Those who make money out of the suffering of the poor and the homeless
Senator Rev. Ruben Diaz | 9/29/2016, 2:13 p.m.
You should know that there are many people who are making a lot of money out of the suffering of the poor and the homeless.
It is important for you to know that as the homeless population in the City of New York nears 60,000 and everyone talks about ways we can help the homeless—and even though the city and state spend exorbitant amounts of taxpayer dollars on homeless families, the money doesn’t really go to the homeless. It goes to people who are taking advantage of the situation.
Some individuals who are exploiting the homeless situation are landlords, who raise the rents higher and higher until they push their tenants out onto the streets. This way, their empty apartments can be converted to “cluster sites” or shelter units.
Whereas in the past, a landlord may have been charging $1,000 per month for an apartment for a lease-holding tenant, under these new circumstances, that same landlord can get $109 per night, in some cases up to $3,400 per month, to use these same apartments as municipal shelters.
Those landlords have many friends in high places, and they are protected by powerful people.
You should also know that throughout the City of New York, they are building more and more self-storage facilities than housing units. There are places where every two blocks you will find a self-storage facility being built. These storage facilities are a growth industry that feed off the homeless situation.
The owners of these storage facilities don’t have to employ too many people or pay workers insurance, health insurance and unemployment benefits, because the homeless people who use the facilities have to do all of the manual labor themselves to store their furniture and belongings.
As you can see, my dear friends, the self-storage facilities not only feed off the homeless but also use the homeless to do work for them.
While families are being displaced from their apartments and are being thrown into the streets, the City of New York will place them in cluster site shelters and at the same time, the city will pay the storage costs for the families’ furniture and belongings.

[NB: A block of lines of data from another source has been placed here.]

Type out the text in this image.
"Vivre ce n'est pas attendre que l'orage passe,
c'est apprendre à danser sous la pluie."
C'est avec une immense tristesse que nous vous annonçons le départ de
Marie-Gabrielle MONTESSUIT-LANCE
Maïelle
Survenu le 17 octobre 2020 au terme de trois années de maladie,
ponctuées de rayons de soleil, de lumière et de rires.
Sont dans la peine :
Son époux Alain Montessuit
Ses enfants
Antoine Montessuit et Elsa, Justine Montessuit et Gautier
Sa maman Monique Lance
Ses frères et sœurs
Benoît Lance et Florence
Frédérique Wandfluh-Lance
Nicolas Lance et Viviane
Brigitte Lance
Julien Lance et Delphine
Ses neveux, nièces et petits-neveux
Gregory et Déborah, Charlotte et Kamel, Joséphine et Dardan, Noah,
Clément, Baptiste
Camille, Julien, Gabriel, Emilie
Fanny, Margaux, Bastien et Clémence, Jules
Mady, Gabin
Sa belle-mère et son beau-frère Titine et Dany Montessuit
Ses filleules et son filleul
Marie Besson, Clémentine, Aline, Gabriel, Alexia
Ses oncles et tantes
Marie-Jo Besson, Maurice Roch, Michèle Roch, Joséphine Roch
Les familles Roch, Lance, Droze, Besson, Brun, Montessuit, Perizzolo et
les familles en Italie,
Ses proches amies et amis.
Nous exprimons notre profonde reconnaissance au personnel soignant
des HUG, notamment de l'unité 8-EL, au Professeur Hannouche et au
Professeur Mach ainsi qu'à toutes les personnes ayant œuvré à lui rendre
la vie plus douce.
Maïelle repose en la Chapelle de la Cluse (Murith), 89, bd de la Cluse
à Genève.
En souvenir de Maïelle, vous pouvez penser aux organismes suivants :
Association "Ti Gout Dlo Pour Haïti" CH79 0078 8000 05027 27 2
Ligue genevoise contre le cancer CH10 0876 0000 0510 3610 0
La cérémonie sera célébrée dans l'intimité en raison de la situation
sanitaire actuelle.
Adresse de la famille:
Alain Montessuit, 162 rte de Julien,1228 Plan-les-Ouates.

My dear friends, it is important for you to know that each storage unit can cost up to $150 to $200 per month. Add that to the moving costs the city pays to relocate an evicted family from their home to a shelter, which can run between $500 to $1000 per move, plus the $3,400 the landlord charges and the administrative costs to run the shelter. Wow!
Some New York City cluster site shelters only permit families to reside there for six months, and if the family continues to remain homeless, more money is spent to transport the families to yet another shelter or cluster housing site. The tax dollars that New Yorkers pay to transport and shuttle homeless families from shelter to shelter continue to keep homeless families in unstable situations while making other people rich.
My dear readers, it’s not just me who says this. The Coalition for the Homeless website states, “The city’s ‘cluster-site’ program creates powerful, perverse incentives for owners to displace lease-holding tenants in favor of lucrative shelter deals with the city.”